Martin Scorsese’s next film is the much-anticipated The Irishman – his first film since 2016’s Silence, it marks a return to the gangster genre for the Oscar-winning director and a reunion with Robert De Niro, with whom he worked on such classics as Taxi Driver (1976), Raging Bull (1980) and Goodfellas (1990).
Scorsese’s been planning to make the film – an adaptation of Charles Brandt’s book I Heard You Paint Houses – for years, but it sounds like it’ll be worth the wait, with a truly epic runtime of 3-and-a-half-hours, or 210 minutes.
That’ll make it Scorsese’s longest picture to date, by quite some distance – it surpasses Silence (which ran to two hours, 40 minutes) by almost an hour.

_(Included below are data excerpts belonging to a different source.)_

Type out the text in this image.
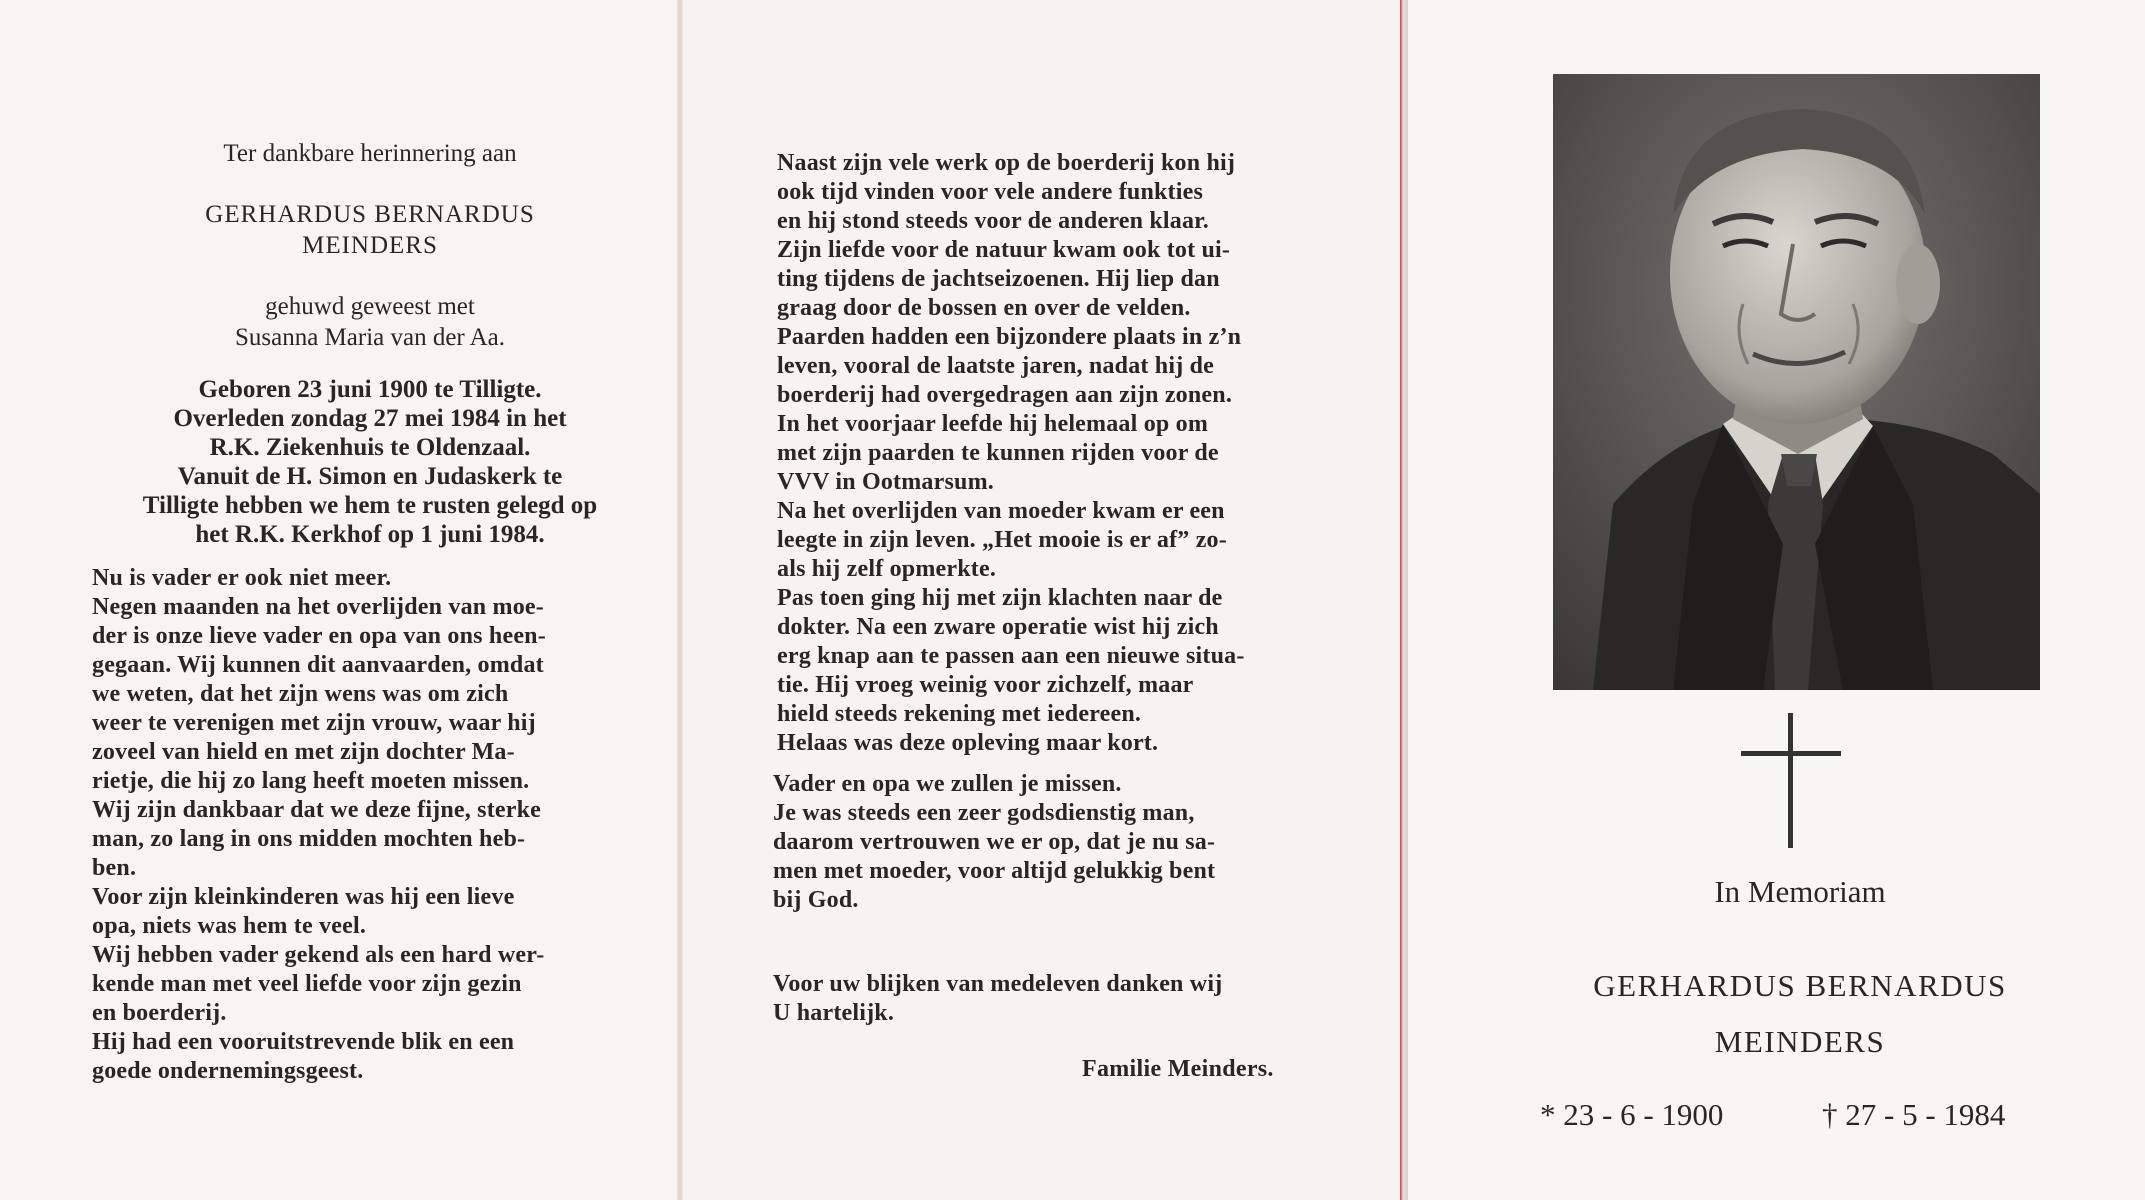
Ter dankbare herinnering aan
GERHARDUS BERNARDUS
MEINDERS
gehuwd geweest met
Susanna Maria van der Aa.
Geboren 23 juni 1900 te Tilligte.
Overleden zondag 27 mei 1984 in het
R.K. Ziekenhuis te Oldenzaal.
Vanuit de H. Simon en Judaskerk te
Tilligte hebben we hem te rusten gelegd op
het R.K. Kerkhof op 1 juni 1984.
Nu is vader er ook niet meer.
Negen maanden na het overlijden van moe-
der is onze lieve vader en opa van ons heen-
gegaan. Wij kunnen dit aanvaarden, omdat
we weten, dat het zijn wens was om zich
weer te verenigen met zijn vrouw, waar hij
zoveel van hield en met zijn dochter Ma-
rietje, die hij zo lang heeft moeten missen.
Wij zijn dankbaar dat we deze fijne, sterke
man, zo lang in ons midden mochten heb-
ben.
Voor zijn kleinkinderen was hij een lieve
opa, niets was hem te veel.
Wij hebben vader gekend als een hard wer-
kende man met veel liefde voor zijn gezin
en boerderij.
Hij had een vooruitstrevende blik en een
goede ondernemingsgeest.
Naast zijn vele werk op de boerderij kon hij
ook tijd vinden voor vele andere funkties
en hij stond steeds voor de anderen klaar.
Zijn liefde voor de natuur kwam ook tot ui-
ting tijdens de jachtseizoenen. Hij liep dan
graag door de bossen en over de velden.
Paarden hadden een bijzondere plaats in z’n
leven, vooral de laatste jaren, nadat hij de
boerderij had overgedragen aan zijn zonen.
In het voorjaar leefde hij helemaal op om
met zijn paarden te kunnen rijden voor de
VVV in Ootmarsum.
Na het overlijden van moeder kwam er een
leegte in zijn leven. „Het mooie is er af” zo-
als hij zelf opmerkte.
Pas toen ging hij met zijn klachten naar de
dokter. Na een zware operatie wist hij zich
erg knap aan te passen aan een nieuwe situa-
tie. Hij vroeg weinig voor zichzelf, maar
hield steeds rekening met iedereen.
Helaas was deze opleving maar kort.
Vader en opa we zullen je missen.
Je was steeds een zeer godsdienstig man,
daarom vertrouwen we er op, dat je nu sa-
men met moeder, voor altijd gelukkig bent
bij God.
Voor uw blijken van medeleven danken wij
U hartelijk.
Familie Meinders.
In Memoriam
GERHARDUS BERNARDUS
MEINDERS
* 23 - 6 - 1900	† 27 - 5 - 1984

Speaking at a Tribeca Film Festival event earlier this year, Scorsese insisted that “no one else” but the streaming service was willing to bankroll his ambitious vision for The Irishman.

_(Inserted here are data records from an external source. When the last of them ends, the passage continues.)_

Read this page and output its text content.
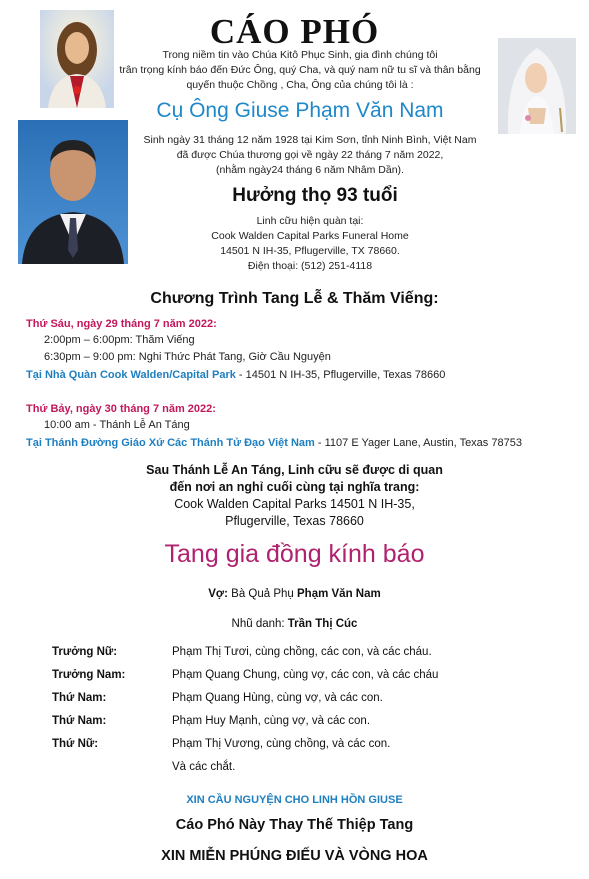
CÁO PHÓ
Trong niềm tin vào Chúa Kitô Phục Sinh, gia đình chúng tôi
trân trọng kính báo đến Đức Ông, quý Cha, và quý nam nữ tu sĩ và thân bằng
quyến thuộc Chồng , Cha, Ông của chúng tôi là :
Cụ Ông Giuse Phạm Văn Nam
Sinh ngày 31 tháng 12 năm 1928 tại Kim Sơn, tỉnh Ninh Bình, Việt Nam
đã được Chúa thương gọi về ngày 22 tháng 7 năm 2022,
(nhằm ngày24 tháng 6 năm Nhâm Dần).
Hưởng thọ 93 tuổi
Linh cữu hiện quàn tại:
Cook Walden Capital Parks Funeral Home
14501 N IH-35, Pflugerville, TX 78660.
Điện thoại: (512) 251-4118
Chương Trình Tang Lễ & Thăm Viếng:
Thứ Sáu, ngày 29 tháng 7 năm 2022:
2:00pm – 6:00pm: Thăm Viếng
6:30pm – 9:00 pm: Nghi Thức Phát Tang, Giờ Cầu Nguyện
Tại Nhà Quàn Cook Walden/Capital Park - 14501 N IH-35, Pflugerville, Texas 78660
Thứ Bảy, ngày 30 tháng 7 năm 2022:
10:00 am - Thánh Lễ An Táng
Tại Thánh Đường Giáo Xứ Các Thánh Tử Đạo Việt Nam - 1107 E Yager Lane, Austin, Texas 78753
Sau Thánh Lễ An Táng, Linh cữu sẽ được di quan
đến nơi an nghỉ cuối cùng tại nghĩa trang:
Cook Walden Capital Parks 14501 N IH-35,
Pflugerville, Texas 78660
Tang gia đồng kính báo
Vợ: Bà Quả Phụ Phạm Văn Nam
Nhũ danh: Trần Thị Cúc
Trưởng Nữ:	Phạm Thị Tươi, cùng chồng, các con, và các cháu.
Trưởng Nam:	Phạm Quang Chung, cùng vợ, các con, và các cháu
Thứ Nam:	Phạm Quang Hùng, cùng vợ, và các con.
Thứ Nam:	Phạm Huy Mạnh, cùng vợ, và các con.
Thứ Nữ:	Phạm Thị Vương, cùng chồng, và các con.
Và các chắt.
XIN CẦU NGUYỆN CHO LINH HỒN GIUSE
Cáo Phó Này Thay Thế Thiệp Tang
XIN MIỄN PHÚNG ĐIẾU VÀ VÒNG HOA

“We decided to make it with the understanding that it’ll maybe never be shown in theatres,” he said. “They said, ‘You would have a time in theatres’ — a few weeks or whatever. I said fine. The idea was to make the movie, you see.”

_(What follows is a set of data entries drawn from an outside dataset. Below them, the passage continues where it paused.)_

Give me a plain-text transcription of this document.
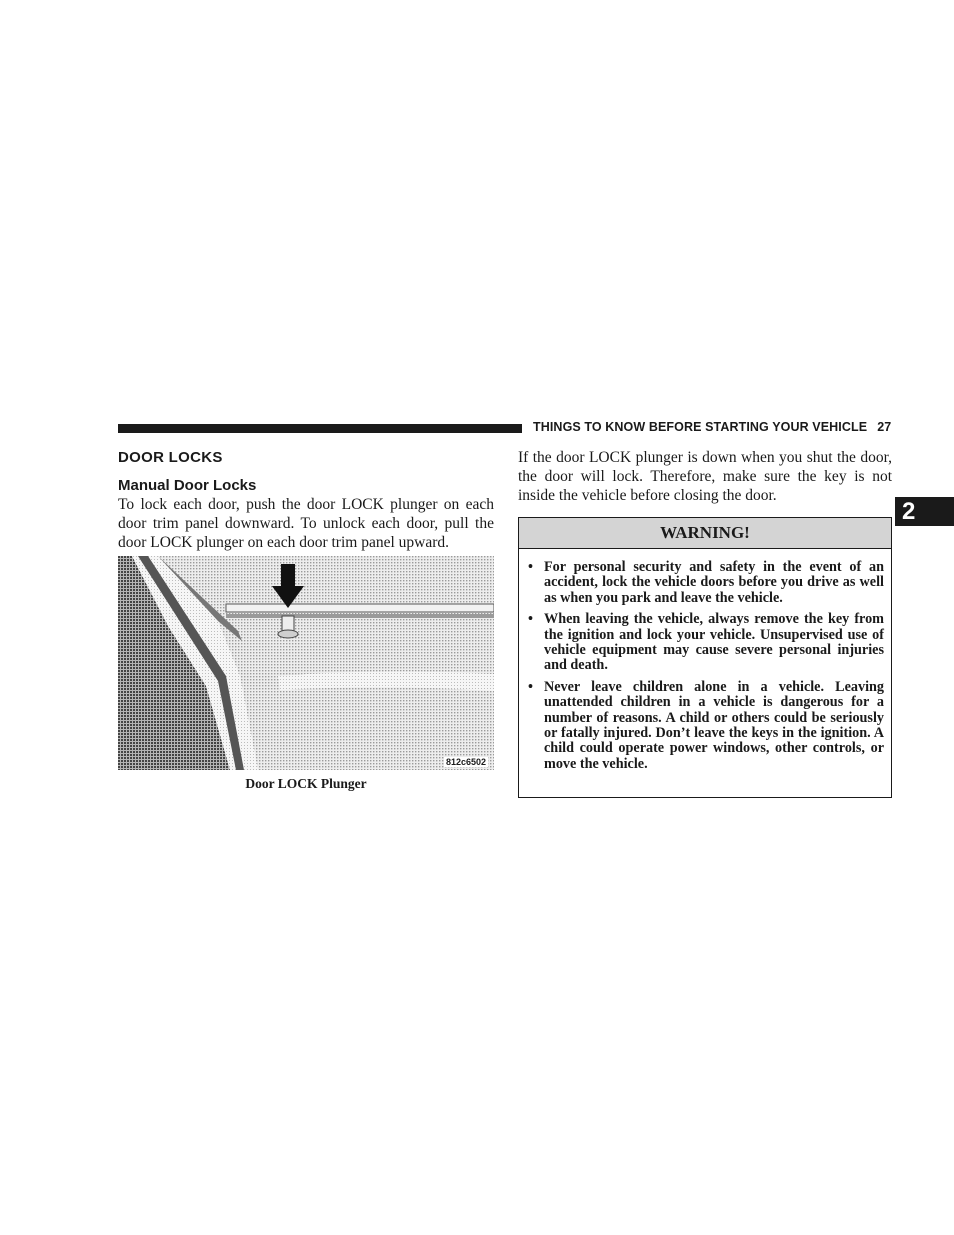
THINGS TO KNOW BEFORE STARTING YOUR VEHICLE 27
2
DOOR LOCKS
Manual Door Locks

To lock each door, push the door LOCK plunger on each door trim panel downward. To unlock each door, pull the door LOCK plunger on each door trim panel upward.

812c6502
Door LOCK Plunger

If the door LOCK plunger is down when you shut the door, the door will lock. Therefore, make sure the key is not inside the vehicle before closing the door.

WARNING!
• For personal security and safety in the event of an accident, lock the vehicle doors before you drive as well as when you park and leave the vehicle.
• When leaving the vehicle, always remove the key from the ignition and lock your vehicle. Unsupervised use of vehicle equipment may cause severe personal injuries and death.
• Never leave children alone in a vehicle. Leaving unattended children in a vehicle is dangerous for a number of reasons. A child or others could be seriously or fatally injured. Don’t leave the keys in the ignition. A child could operate power windows, other controls, or move the vehicle.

The Irishman will dramatise the true life story of Frank Sheeran (De Niro), a mob hitman and World War II veteran, chronicling his involvement in the disappearance of American labor union leader Jimmy Hoffa (Al Pacino) and his involvement with the Bufalino crime family.
As well as reuniting De Niro with Scorsese for the first time since 1995’s Casino, the film will also mark his fourth collaboration with Pacino, following The Godfather Part II (1974), Heat (1995) and Righteous Kill (2008).
The Irishman will also star Joe Pesci and Harvey Keitel as the mobsters Russell Bufalino and Angelo Bruno, Anna Paquin as Sheeran’s rebellious daughter Peggy and Stephen Graham as Mafia capo Anthony ‘Tony Prop’ Provenzano.
With a budget that’s been reported as being as high as $200 million, it’ll be not just Scorsese’s longest film but also one of his most expensive.
New York Film Festival director Kent Jones has described the movie as “rich, funny, troubling, [and] entertaining,” saying, “It’s the work of masters, made with a command of the art of cinema that I’ve seen very rarely in my lifetime, and it plays out at a level of subtlety and human intimacy that truly stunned me. All I can say is that the minute it was over my immediate reaction was that I wanted to watch it all over again.”
Given the running time, that’s really saying something! Its limited run in cinemas will allow The Irishman to be nominated for Academy Awards, with films requiring a minimum seven-day theatrical run in a Los Angeles theatre to be eligible.
The Irishman is set for limited release on 1st November and will be available to stream on Netflix from 27th November.